Эдвард Бульвер-Литтон - Завоевание Англии
Прошло несколько секунд: герцог натянул тетиву, и стрела вонзилась, пробив перчатку, в дерево, которое задрожало от удара.
— Признаюсь откровенно, что саксы не владеют этим оружием, — сказал Гарольд, — и потому я не берусь следовать твоему примеру, герцог; но я хочу доказать, что у нас тоже есть средство отражать удары неприятеля. Годрит, принеси мой щит и датскую секиру!
— Ну, благородный герцог, — произнес он с улыбкой, — возьми самое длинное свое копье и прикажи десятерым стрелкам взять свои луки. Я же буду кружить вокруг этого дерева, а вы можете стрелять в меня, сколько душе угодно.
— Нет, — воскликнул Вильгельм, — это было бы убийством.
— Я просто подвергаюсь той же опасности, которая ежеминутно угрожает мне на поле боя, — ответил ему хладнокровно граф.
Лицо Вильгельма вспыхнуло, и в нем проснулась страшная жажда крови.
— Пусть будет, как он хочет! — сказал он, подозвав к себе знаком стрелков. — Смотрите, чтобы каждая стрела достигла своей цели: такое хвастовство можно унять только кровопусканием. Но берегите голову и сердце гордеца!..

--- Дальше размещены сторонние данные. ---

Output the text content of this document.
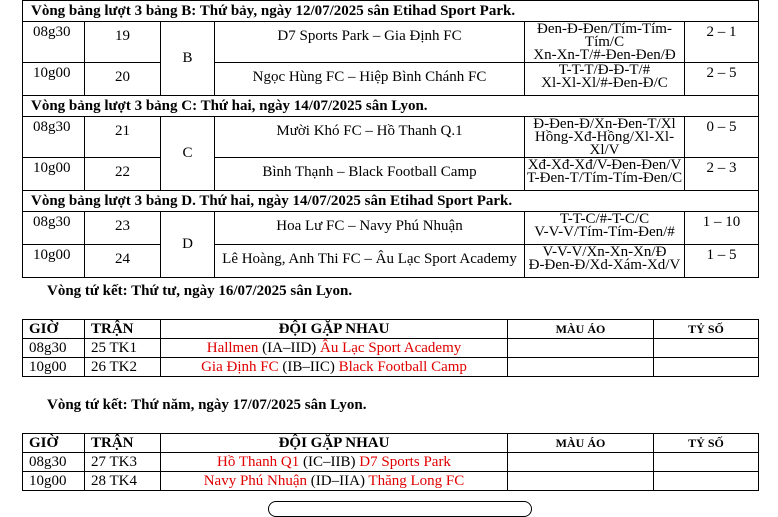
Vòng bảng lượt 3 bảng B: Thứ bảy, ngày 12/07/2025 sân Etihad Sport Park.					
08g30	19	B	D7 Sports Park – Gia Định FC	Đen-Đ-Đen/Tím-Tím-Tím/C
Xn-Xn-T/#-Đen-Đen/Đ	2 – 1
10g00	20		Ngọc Hùng FC – Hiệp Bình Chánh FC	T-T-T/Đ-Đ-T/#
Xl-Xl-Xl/#-Đen-Đ/C	2 – 5
Vòng bảng lượt 3 bảng C: Thứ hai, ngày 14/07/2025 sân Lyon.					
08g30	21	C	Mười Khó FC – Hồ Thanh Q.1	Đ-Đen-Đ/Xn-Đen-T/Xl
Hồng-Xđ-Hồng/Xl-Xl-Xl/V	0 – 5
10g00	22		Bình Thạnh – Black Football Camp	Xđ-Xđ-Xđ/V-Đen-Đen/V
T-Đen-T/Tím-Tím-Đen/C	2 – 3
Vòng bảng lượt 3 bảng D. Thứ hai, ngày 14/07/2025 sân Etihad Sport Park.					
08g30	23	D	Hoa Lư FC – Navy Phú Nhuận	T-T-C/#-T-C/C
V-V-V/Tím-Tím-Đen/#	1 – 10
10g00	24		Lê Hoàng, Anh Thi FC – Âu Lạc Sport Academy	V-V-V/Xn-Xn-Xn/Đ
Đ-Đen-Đ/Xd-Xám-Xd/V	1 – 5

Vòng tứ kết: Thứ tư, ngày 16/07/2025 sân Lyon.

GIỜ	TRẬN	ĐỘI GẶP NHAU	MÀU ÁO	TỶ SỐ
08g30	25 TK1	Hallmen (IA–IID) Âu Lạc Sport Academy		
10g00	26 TK2	Gia Định FC (IB–IIC) Black Football Camp		

Vòng tứ kết: Thứ năm, ngày 17/07/2025 sân Lyon.

GIỜ	TRẬN	ĐỘI GẶP NHAU	MÀU ÁO	TỶ SỐ
08g30	27 TK3	Hồ Thanh Q1 (IC–IIB) D7 Sports Park		
10g00	28 TK4	Navy Phú Nhuận (ID–IIA) Thăng Long FC		
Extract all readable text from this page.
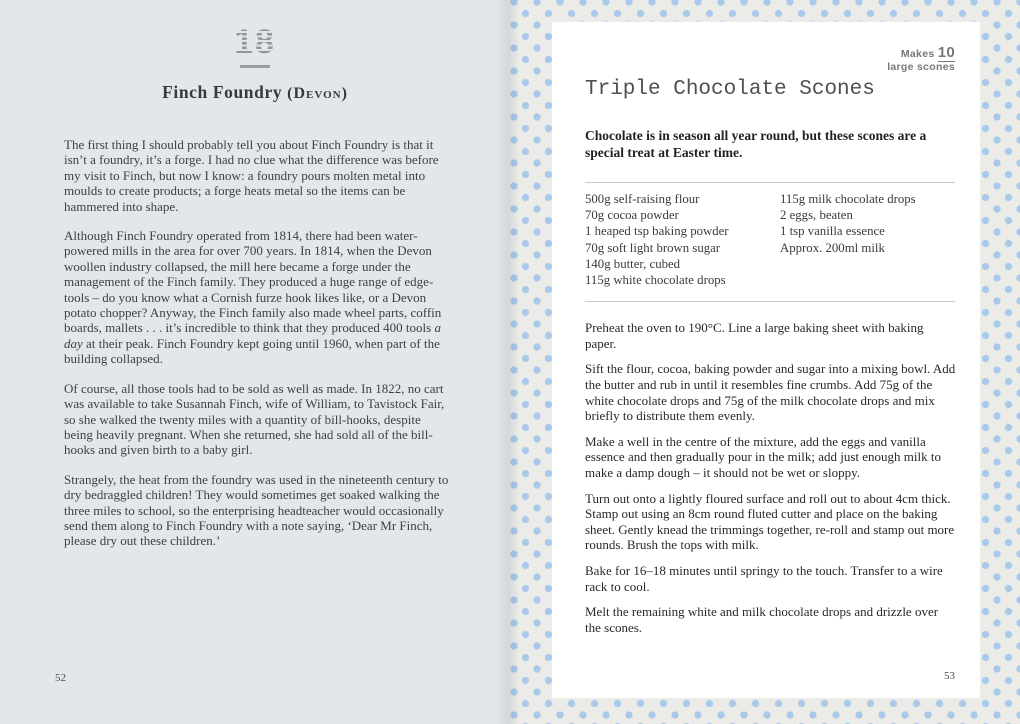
18
Finch Foundry (Devon)

The first thing I should probably tell you about Finch Foundry is that it isn’t a foundry, it’s a forge. I had no clue what the difference was before my visit to Finch, but now I know: a foundry pours molten metal into moulds to create products; a forge heats metal so the items can be hammered into shape.

Although Finch Foundry operated from 1814, there had been water-powered mills in the area for over 700 years. In 1814, when the Devon woollen industry collapsed, the mill here became a forge under the management of the Finch family. They produced a huge range of edge-tools – do you know what a Cornish furze hook likes like, or a Devon potato chopper? Anyway, the Finch family also made wheel parts, coffin boards, mallets . . . it’s incredible to think that they produced 400 tools a day at their peak. Finch Foundry kept going until 1960, when part of the building collapsed.

Of course, all those tools had to be sold as well as made. In 1822, no cart was available to take Susannah Finch, wife of William, to Tavistock Fair, so she walked the twenty miles with a quantity of bill-hooks, despite being heavily pregnant. When she returned, she had sold all of the bill-hooks and given birth to a baby girl.

Strangely, the heat from the foundry was used in the nineteenth century to dry bedraggled children! They would sometimes get soaked walking the three miles to school, so the enterprising headteacher would occasionally send them along to Finch Foundry with a note saying, ‘Dear Mr Finch, please dry out these children.’

52
Makes 10
large scones
Triple Chocolate Scones

Chocolate is in season all year round, but these scones are a special treat at Easter time.

500g self-raising flour
70g cocoa powder
1 heaped tsp baking powder
70g soft light brown sugar
140g butter, cubed
115g white chocolate drops
115g milk chocolate drops
2 eggs, beaten
1 tsp vanilla essence
Approx. 200ml milk

Preheat the oven to 190°C. Line a large baking sheet with baking paper.

Sift the flour, cocoa, baking powder and sugar into a mixing bowl. Add the butter and rub in until it resembles fine crumbs. Add 75g of the white chocolate drops and 75g of the milk chocolate drops and mix briefly to distribute them evenly.

Make a well in the centre of the mixture, add the eggs and vanilla essence and then gradually pour in the milk; add just enough milk to make a damp dough – it should not be wet or sloppy.

Turn out onto a lightly floured surface and roll out to about 4cm thick. Stamp out using an 8cm round fluted cutter and place on the baking sheet. Gently knead the trimmings together, re-roll and stamp out more rounds. Brush the tops with milk.

Bake for 16–18 minutes until springy to the touch. Transfer to a wire rack to cool.

Melt the remaining white and milk chocolate drops and drizzle over the scones.

53
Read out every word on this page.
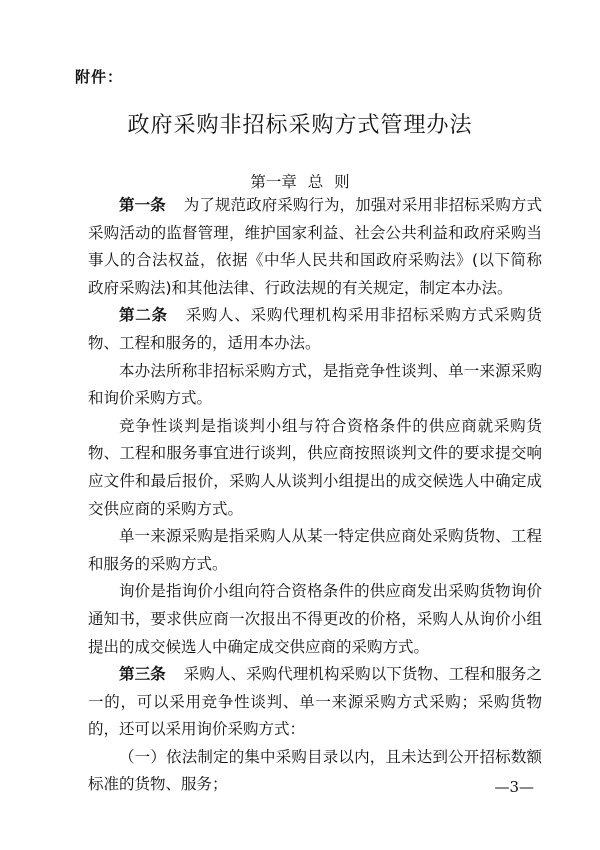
附件：
政府采购非招标采购方式管理办法
第一章 总 则

第一条 为了规范政府采购行为，加强对采用非招标采购方式采购活动的监督管理，维护国家利益、社会公共利益和政府采购当事人的合法权益，依据《中华人民共和国政府采购法》(以下简称政府采购法)和其他法律、行政法规的有关规定，制定本办法。

第二条 采购人、采购代理机构采用非招标采购方式采购货物、工程和服务的，适用本办法。

本办法所称非招标采购方式，是指竞争性谈判、单一来源采购和询价采购方式。

竞争性谈判是指谈判小组与符合资格条件的供应商就采购货物、工程和服务事宜进行谈判，供应商按照谈判文件的要求提交响应文件和最后报价，采购人从谈判小组提出的成交候选人中确定成交供应商的采购方式。

单一来源采购是指采购人从某一特定供应商处采购货物、工程和服务的采购方式。

询价是指询价小组向符合资格条件的供应商发出采购货物询价通知书，要求供应商一次报出不得更改的价格，采购人从询价小组提出的成交候选人中确定成交供应商的采购方式。

第三条 采购人、采购代理机构采购以下货物、工程和服务之一的，可以采用竞争性谈判、单一来源采购方式采购；采购货物的，还可以采用询价采购方式：

（一）依法制定的集中采购目录以内，且未达到公开招标数额标准的货物、服务；	—3—
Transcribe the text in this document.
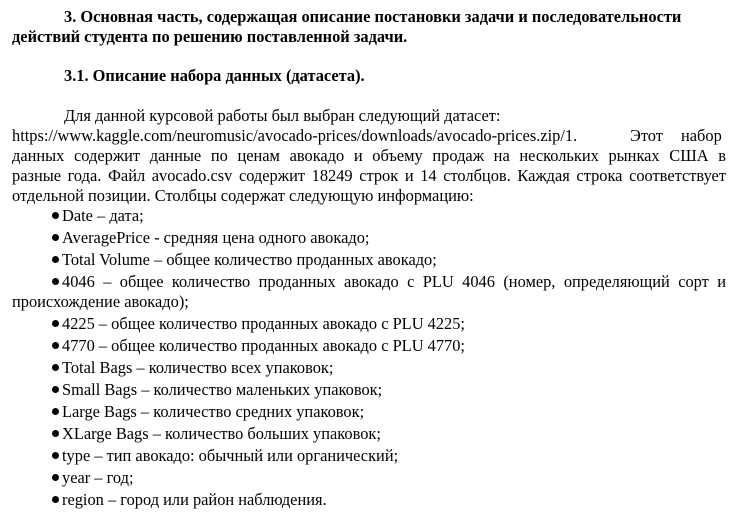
3. Основная часть, содержащая описание постановки задачи и последовательности
действий студента по решению поставленной задачи.
3.1. Описание набора данных (датасета).
Для данной курсовой работы был выбран следующий датасет:
https://www.kaggle.com/neuromusic/avocado-prices/downloads/avocado-prices.zip/1.	Этот набор
данных содержит данные по ценам авокадо и объему продаж на нескольких рынках США в
разные года. Файл avocado.csv содержит 18249 строк и 14 столбцов. Каждая строка соответствует
отдельной позиции. Столбцы содержат следующую информацию:
Date – дата;
AveragePrice - средняя цена одного авокадо;
Total Volume – общее количество проданных авокадо;
4046 – общее количество проданных авокадо с PLU 4046 (номер, определяющий сорт и
происхождение авокадо);
4225 – общее количество проданных авокадо с PLU 4225;
4770 – общее количество проданных авокадо с PLU 4770;
Total Bags – количество всех упаковок;
Small Bags – количество маленьких упаковок;
Large Bags – количество средних упаковок;
XLarge Bags – количество больших упаковок;
type – тип авокадо: обычный или органический;
year – год;
region – город или район наблюдения.
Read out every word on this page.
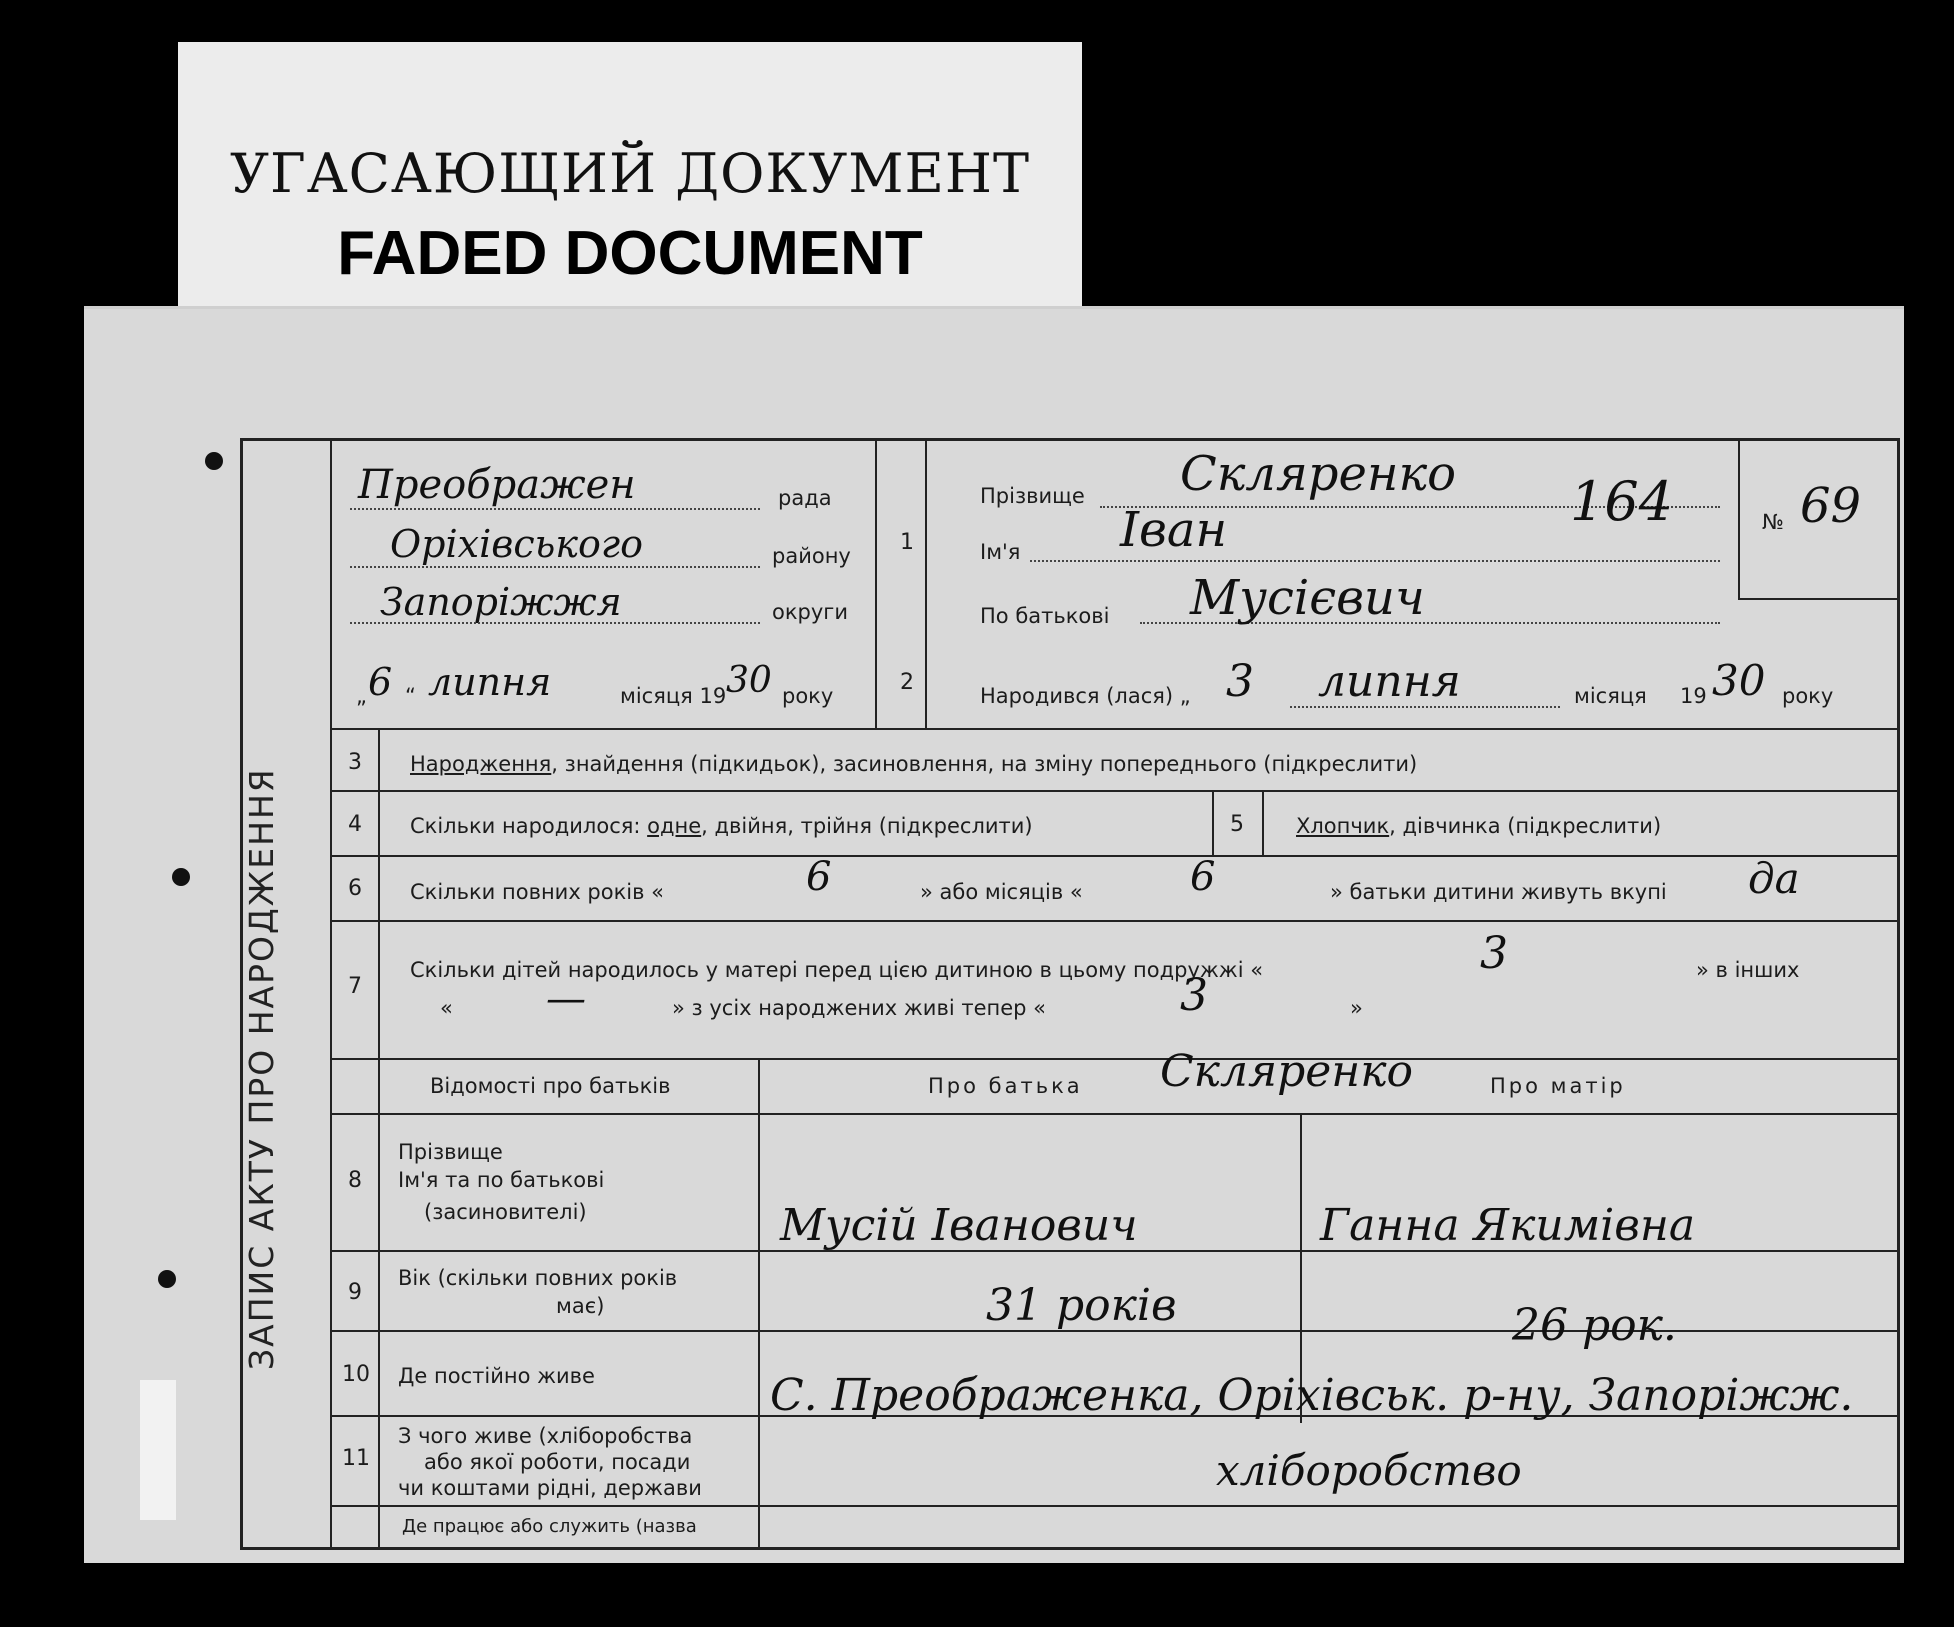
УГАСАЮЩИЙ ДОКУМЕНТ
FADED DOCUMENT
ЗАПИС АКТУ ПРО НАРОДЖЕННЯ
Преображен	рада
Оріхівського	району
Запоріжжя	округи
„ 6 “ липня	місяця 19 30 року
1
Прізвище Скляренко 164
Ім'я Іван
По батькові Мусієвич
№ 69
2
Народився (лася) „ 3 липня	місяця 19 30 року
3 Народження, знайдення (підкидьок), засиновлення, на зміну попереднього (підкреслити)
4 Скільки народилося: одне, двійня, трійня (підкреслити)	5 Хлопчик, дівчинка (підкреслити)
6 Скільки повних років «	6	» або місяців «	6	» батьки дитини живуть вкупі да
7
Скільки дітей народилось у матері перед цією дитиною в цьому подружжі «	3	» в інших
« —	» з усіх народжених живі тепер «	3	»
Відомості про батьків	Про батька Скляренко	Про матір
8
Прізвище
Ім'я та по батькові
(засиновителі)	Мусій Іванович	Ганна Якимівна
9
Вік (скільки повних років
має)	31 років	26 рок.
10 Де постійно живе	С. Преображенка, Оріхівськ. р-ну, Запоріжж.
11
З чого живе (хліборобства
або якої роботи, посади
чи коштами рідні, держави	хліборобство
Де працює або служить (назва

Стрелки поклонились и заняли свои места. Гарольд действительно подвергался смертельной опасности: хотя спина была под прикрытием дерева, но все же щит мог закрыть только грудь и руки, а так как он быстро двигался, то нельзя было прицелиться, чтобы только ранить, а не убить насмерть; но он смотрел на все совершенно спокойно.
Пять стрел одновременно просвистели в воздухе, но Гарольд так искусно прикрылся щитом, что три из них отлетели назад, а две сломались пополам.
Увидев, что грудь Гарольда оставалась незащищенной в то время, пока он отбивался от стрел, герцог бросил в него свое ужасное копье.
— Берегись, благородный сакс! — воскликнул Тельефер.
Бдительный Гарольд не нуждался в этом предостережении: будто презирая летевшее на него копье, он продвинулся вперед и одним взмахом секиры разрубил его пополам.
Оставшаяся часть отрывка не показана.